Palliative care provides people living with serious illness specialized care focused on symptomatic relief along with the stress of living with illness, according to Gov. Josh Green, who is a doctor.

Hawaii is the first state to include palliative care in its Medicaid plan.

“After several years of hard work and collaboration with many community members and experts in the field, I am proud to announce that Med-QUEST is the first Medicaid program in the country to get this benefit approved,” Green said. “This will greatly improve the quality of life and health outcomes for thousands of people who face serious medical conditions in our state. Hawaiʻi continues to lead the nation in innovations in health and health care.”

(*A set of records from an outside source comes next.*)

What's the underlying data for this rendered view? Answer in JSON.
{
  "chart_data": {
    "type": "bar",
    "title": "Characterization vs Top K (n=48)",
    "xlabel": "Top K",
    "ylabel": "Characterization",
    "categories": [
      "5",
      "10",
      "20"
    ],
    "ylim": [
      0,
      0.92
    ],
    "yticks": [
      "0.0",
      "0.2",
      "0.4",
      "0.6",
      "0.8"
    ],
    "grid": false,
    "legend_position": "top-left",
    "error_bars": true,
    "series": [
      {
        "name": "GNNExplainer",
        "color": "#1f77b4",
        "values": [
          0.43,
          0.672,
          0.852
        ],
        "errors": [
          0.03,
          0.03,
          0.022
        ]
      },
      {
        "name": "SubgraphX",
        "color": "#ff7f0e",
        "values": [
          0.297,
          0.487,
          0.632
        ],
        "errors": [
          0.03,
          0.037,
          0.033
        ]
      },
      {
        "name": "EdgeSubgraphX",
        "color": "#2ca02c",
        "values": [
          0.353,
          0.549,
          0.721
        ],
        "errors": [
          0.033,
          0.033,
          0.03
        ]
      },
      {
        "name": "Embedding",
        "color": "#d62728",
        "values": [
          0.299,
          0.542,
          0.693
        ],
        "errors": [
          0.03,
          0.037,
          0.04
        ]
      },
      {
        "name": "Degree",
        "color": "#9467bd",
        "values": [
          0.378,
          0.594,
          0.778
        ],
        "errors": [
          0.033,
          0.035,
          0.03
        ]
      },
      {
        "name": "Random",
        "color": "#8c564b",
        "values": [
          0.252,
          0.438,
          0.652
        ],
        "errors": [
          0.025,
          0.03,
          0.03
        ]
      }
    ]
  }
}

While there is no cap on the number of patients, people will need to meet clinical criteria to receive the benefit, Stevens told The Center Square.

Stevens said that now that the Centers for Medicare and Medicaid Services has approved palliative care for Hawaii’s Medicaid State Plan, it will not need to be renewed.

Med-QUEST, which administers the state’s Medicaid program, will continue to work with stakeholders and the community to work through the details of its implementation, the governor’s office said.

“Now, fewer people who face serious illness will suffer, because community palliative care is now covered under Medicaid,” said Judy Mohr Peterson, Med-QUEST Division Administrator.

Palliative care is associated with end-of-life care, but differs from hospice care in that patients receiving hospice care are not seeking a cure while those receiving palliative care are looking for ease of symptoms while also typically seeking treatments to cure their illness, according to the U.S. Department of Health and Human Services.

Hawaii’s Medicaid program saw 11,706 fewer enrollments from April 2023 to May 2024 since its unwinding period after COVID-19. Between March 2020 and April 2023, the number of new enrollments increased by 43%, according to DHS.